Paper No. 15
Presentation Time: 12:30 PM


JONES, Daniel S., Earth Sciences, University of Minnesota, Twin Cities, 310 Pillsbury Drive, Minneapolis, MN 55455, BAILEY, Jake V., Earth Sciences, University of Minnesota - Twin Cities, 310 Pillsbury Drive SE, Minneapolis, MN 55455 and FLOOD, Beverly E., Department of Earth Sciences, University of Minnesota, 310 Pillsbury Drive, Pillsbury Hall, Room 108, University of Minnesota, Minneapolis, MN 55455,

Large sulfur-oxidizing bacteria in the Thiotrichaceae family are key players in the global sulfur cycle. Members of this group include the genera Beggiatoa, Thioploca, Thiomargarita, including the largest known bacterium, Thiomargarita namibiensis, with cell diameters up to 750 um. We discovered a population of small Thiomargarita-like microorganisms colonizing cold seep sediments at 5000 m water depth near Barbados. The Barbados microbes have spherical cells that are morphologically similar to Thiomargarita, but with much smaller diameters that range from 5 to 40 um. The cells contain elemental sulfur inclusions and have a large central vacuole. In order to identify and explore the ecophysiology of these novel sulfur bacteria, we used 16S rDNA amplicon sequencing and metatranscriptomics to characterize the sediment-hosted microbial community. A bacterial 16S rDNA amplicon library (V3 region) contained diverse Epsilon-, Delta-, and Gammaproteobacteria, and included Thiotrichaceae sequences. Assembly and analysis of rRNA transcripts from all three domains showed a taxonomic distribution generally similar to that of the rDNA library, but with a larger contribution from Gammaproteobacteria and with numerous Methanosarcinales-group Archaea. We identified a 16S rRNA sequence affiliated with the candidate genus Thiopilula in the Thiotrichaceae, which represents 3.7% of rRNA transcripts.
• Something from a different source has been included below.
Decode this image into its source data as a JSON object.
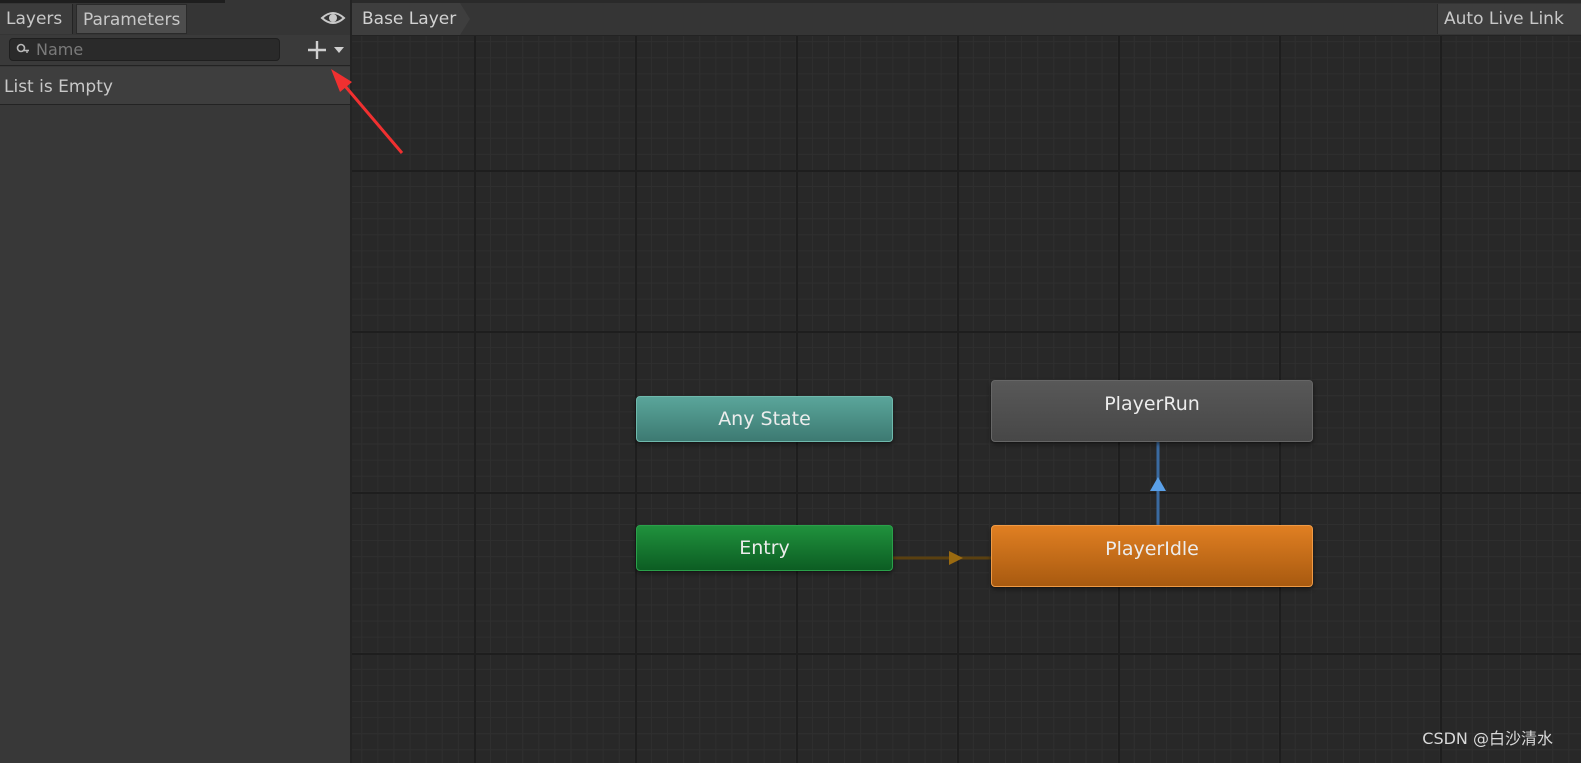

Candidatus Thiopilula spp. are large vacuolated sulfur oxidizers, which is consistent with the morphology of the sulfur bacteria recovered from the Barbados seep sediments. Analysis of the mRNA transcripts offers new glimpses of the physiology and biogeochemistry of the cold seep community, and will help to reveal the ecological role of Ca. Thiopilula vis-à-vis their larger Thiomargarita cousins that have been identified at methane seeps in shallower water.